Long term there is one long shot.

While researching James’ condition on the internet, the family read about 11 boys in Europe with his condition, who were apparently cured using stem cell therapy.

But for James and his family, heading overseas is a huge and costly gamble.

“He’s not a good candidate for it because his lungs have deteriorated too much…but these boys had a simialr if not worse prognosis,” says James’ dad Garth.
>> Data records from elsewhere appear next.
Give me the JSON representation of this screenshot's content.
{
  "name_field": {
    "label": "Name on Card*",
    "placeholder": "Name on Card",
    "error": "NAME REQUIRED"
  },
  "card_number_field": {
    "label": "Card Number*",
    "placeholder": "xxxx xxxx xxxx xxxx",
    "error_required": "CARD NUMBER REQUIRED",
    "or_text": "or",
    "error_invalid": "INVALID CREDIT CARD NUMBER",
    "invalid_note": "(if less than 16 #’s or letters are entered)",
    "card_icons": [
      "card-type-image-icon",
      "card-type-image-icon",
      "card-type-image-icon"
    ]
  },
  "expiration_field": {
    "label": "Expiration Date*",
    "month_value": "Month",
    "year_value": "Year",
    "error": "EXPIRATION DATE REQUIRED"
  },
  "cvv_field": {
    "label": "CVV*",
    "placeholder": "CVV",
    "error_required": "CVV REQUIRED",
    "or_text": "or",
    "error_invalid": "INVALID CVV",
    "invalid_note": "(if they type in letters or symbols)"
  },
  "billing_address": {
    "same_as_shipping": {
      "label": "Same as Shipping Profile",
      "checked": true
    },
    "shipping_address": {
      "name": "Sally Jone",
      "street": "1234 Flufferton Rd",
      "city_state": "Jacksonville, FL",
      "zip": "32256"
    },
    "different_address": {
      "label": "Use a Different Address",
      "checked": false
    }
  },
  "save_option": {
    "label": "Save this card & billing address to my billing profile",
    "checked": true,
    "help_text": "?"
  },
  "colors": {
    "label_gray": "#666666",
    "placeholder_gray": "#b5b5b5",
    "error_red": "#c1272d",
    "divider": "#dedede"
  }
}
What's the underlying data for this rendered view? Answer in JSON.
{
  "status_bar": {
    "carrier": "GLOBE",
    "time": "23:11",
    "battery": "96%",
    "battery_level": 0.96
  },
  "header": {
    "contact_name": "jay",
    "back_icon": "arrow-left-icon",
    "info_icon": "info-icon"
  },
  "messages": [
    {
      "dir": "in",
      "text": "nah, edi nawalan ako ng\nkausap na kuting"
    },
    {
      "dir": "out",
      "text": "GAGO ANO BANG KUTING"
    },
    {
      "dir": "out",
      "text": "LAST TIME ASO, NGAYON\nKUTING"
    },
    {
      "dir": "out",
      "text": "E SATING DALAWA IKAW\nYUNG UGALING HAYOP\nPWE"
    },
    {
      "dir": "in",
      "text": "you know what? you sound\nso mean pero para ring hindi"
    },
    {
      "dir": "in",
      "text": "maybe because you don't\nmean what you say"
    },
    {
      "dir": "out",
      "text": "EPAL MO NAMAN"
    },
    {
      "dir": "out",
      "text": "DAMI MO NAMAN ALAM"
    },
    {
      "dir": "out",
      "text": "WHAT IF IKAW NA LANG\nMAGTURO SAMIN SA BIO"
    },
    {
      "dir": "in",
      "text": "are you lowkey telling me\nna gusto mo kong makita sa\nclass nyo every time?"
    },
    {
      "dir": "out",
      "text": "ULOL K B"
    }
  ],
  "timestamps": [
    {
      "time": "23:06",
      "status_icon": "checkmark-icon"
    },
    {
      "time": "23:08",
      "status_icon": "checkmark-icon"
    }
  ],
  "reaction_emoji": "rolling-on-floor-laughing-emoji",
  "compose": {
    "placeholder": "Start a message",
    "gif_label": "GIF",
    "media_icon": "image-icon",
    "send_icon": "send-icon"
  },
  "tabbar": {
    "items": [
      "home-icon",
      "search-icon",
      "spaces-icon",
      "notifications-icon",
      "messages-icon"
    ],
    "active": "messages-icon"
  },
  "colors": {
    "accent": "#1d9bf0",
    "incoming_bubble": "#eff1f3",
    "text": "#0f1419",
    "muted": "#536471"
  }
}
Taranaki Base Hospital agreed to talk to Close Up about James’ condition, but pulled out of the interview after Jean and Garth said they also wanted to talk about stem cell therapy. It said it wasn’t policy to talk about that subject.

Starship Hospital wouldn’t talk about James’ case specifically, but sent Close Up a statement about the use of stem cell therapy as treatment for people with severe combined immuno deficiency syndrome:

“A bone marrow transplant is always the preferred option for SCIDS patients. Gene therapy can help some. But because there’s only small number of people with the condition in New Zealand, it’s not available here.”

While stem cell therapy overseas is a risky option for James – and a hugely expensive one for his family – the mere hope it could give him a better life means they are prepared to try to get him there.

They have been in touch with doctors at Great Ormond Street Hospital in England and are preparing a fundraiser to get him there.